1. Neuronal calcium signaling as therapeutic target for Alzheimer’s disease.
Dysregulation of neuronal calcium signaling is one of the key features and likely driver of pathology in Alzheimer’s disease (AD). Our laboratory discovered the essential role of presenilins in neuronal calcium homeostasis. We continue to explore a variety of calcium channels, transporters and calcium signaling molecules as potential therapeutic targets for AD treatment. We reason that this approach may lead to the development of novel disease-modifying agents for AD that can be used as monotherapy or in combination with anti-amyloid treatments.
2. Sigma 1 receptor – biological function and importance for neurodegeneration.

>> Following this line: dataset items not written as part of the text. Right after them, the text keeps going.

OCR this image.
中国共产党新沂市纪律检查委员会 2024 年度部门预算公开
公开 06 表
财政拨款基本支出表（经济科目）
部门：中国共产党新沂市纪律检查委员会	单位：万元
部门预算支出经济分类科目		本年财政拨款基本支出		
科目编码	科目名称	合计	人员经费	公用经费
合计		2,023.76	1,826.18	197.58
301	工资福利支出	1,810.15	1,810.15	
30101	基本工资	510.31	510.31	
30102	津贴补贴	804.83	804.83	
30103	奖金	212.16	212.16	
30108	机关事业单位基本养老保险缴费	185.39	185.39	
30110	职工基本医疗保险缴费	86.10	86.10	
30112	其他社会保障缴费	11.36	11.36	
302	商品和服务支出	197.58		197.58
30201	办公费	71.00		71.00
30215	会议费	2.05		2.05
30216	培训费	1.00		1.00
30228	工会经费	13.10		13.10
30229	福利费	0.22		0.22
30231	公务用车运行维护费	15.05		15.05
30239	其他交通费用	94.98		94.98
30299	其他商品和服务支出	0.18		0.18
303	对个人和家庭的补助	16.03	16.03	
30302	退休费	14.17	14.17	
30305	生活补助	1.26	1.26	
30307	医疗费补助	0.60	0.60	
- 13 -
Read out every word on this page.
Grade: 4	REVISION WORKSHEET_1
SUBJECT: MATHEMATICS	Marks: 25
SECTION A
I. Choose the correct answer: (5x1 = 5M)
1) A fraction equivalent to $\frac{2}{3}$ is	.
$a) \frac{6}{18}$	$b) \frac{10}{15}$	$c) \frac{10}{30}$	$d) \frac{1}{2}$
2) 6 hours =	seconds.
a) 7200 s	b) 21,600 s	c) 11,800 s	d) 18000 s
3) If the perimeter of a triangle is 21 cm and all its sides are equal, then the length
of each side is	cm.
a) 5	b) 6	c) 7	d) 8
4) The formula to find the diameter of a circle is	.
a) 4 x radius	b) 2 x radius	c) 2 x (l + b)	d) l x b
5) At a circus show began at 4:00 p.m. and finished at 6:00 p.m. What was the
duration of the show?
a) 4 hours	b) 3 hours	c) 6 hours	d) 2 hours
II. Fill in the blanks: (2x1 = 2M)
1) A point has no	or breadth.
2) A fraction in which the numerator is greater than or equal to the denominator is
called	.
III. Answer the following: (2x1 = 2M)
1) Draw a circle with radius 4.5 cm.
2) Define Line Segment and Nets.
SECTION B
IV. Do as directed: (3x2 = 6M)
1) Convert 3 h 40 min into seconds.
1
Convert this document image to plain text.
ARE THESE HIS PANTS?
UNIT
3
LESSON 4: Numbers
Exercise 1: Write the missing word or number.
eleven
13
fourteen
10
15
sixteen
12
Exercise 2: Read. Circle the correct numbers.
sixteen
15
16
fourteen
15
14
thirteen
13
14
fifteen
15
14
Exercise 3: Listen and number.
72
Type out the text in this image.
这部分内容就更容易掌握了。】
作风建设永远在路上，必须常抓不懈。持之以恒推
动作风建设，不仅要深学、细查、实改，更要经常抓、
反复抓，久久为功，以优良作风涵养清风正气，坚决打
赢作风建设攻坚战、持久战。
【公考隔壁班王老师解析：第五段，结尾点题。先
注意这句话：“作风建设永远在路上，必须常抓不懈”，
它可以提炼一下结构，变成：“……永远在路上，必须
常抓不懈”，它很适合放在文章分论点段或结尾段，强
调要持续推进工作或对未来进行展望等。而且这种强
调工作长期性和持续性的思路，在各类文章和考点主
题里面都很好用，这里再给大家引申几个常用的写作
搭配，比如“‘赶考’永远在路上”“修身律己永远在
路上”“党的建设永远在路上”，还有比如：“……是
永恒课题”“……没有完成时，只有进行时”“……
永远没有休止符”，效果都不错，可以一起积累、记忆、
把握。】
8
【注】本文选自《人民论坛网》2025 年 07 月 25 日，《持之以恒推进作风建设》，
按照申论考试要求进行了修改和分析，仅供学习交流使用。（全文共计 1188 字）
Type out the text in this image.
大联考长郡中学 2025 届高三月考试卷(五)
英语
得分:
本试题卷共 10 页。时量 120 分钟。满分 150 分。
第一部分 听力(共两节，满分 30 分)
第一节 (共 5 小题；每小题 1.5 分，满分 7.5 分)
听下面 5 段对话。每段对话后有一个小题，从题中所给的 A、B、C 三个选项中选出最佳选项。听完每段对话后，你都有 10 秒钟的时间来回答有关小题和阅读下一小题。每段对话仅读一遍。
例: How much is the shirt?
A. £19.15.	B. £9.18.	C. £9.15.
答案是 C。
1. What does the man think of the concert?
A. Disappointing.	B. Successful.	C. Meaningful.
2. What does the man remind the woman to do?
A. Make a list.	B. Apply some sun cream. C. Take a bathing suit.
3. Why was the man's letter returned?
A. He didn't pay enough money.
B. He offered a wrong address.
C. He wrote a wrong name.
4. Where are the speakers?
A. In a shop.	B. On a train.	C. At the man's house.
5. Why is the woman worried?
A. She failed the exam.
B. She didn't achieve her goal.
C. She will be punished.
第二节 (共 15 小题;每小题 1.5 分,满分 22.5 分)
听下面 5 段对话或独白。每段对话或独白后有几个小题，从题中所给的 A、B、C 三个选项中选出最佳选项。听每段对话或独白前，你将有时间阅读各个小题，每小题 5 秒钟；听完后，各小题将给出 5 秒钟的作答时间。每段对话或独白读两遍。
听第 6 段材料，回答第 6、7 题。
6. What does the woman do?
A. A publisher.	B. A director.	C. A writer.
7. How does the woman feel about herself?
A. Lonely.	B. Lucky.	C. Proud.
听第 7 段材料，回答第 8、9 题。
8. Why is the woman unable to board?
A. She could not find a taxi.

Normal biological function of Sigma 1 receptors (S1R) is not known. Our laboratory discovered that S1R directly binds to cholesterol and forms cholesterol-enriched microdomains in the endoplasmic reticulum membrane. We continue to develop this idea and explore its importance for neuroprotective effects of S1R agonists in neurodegenerative disease models and clinical trials.
3. Functional approach to developing therapeutic agents for ataxia.
Dysfunction of cerebellar Purkinje cells plays a key role at early stages of spinocerebellar ataxias (SCA). Our laboratory demonstrated that positive allosteric modulators of calcium-activated potassium channels normalize function of Purkinje cells in mouse model of SCA2. Based on these results, we continue to develop and test novel positive allosteric modulators of calcium-activated potassium channels as potential treatment for SCAs.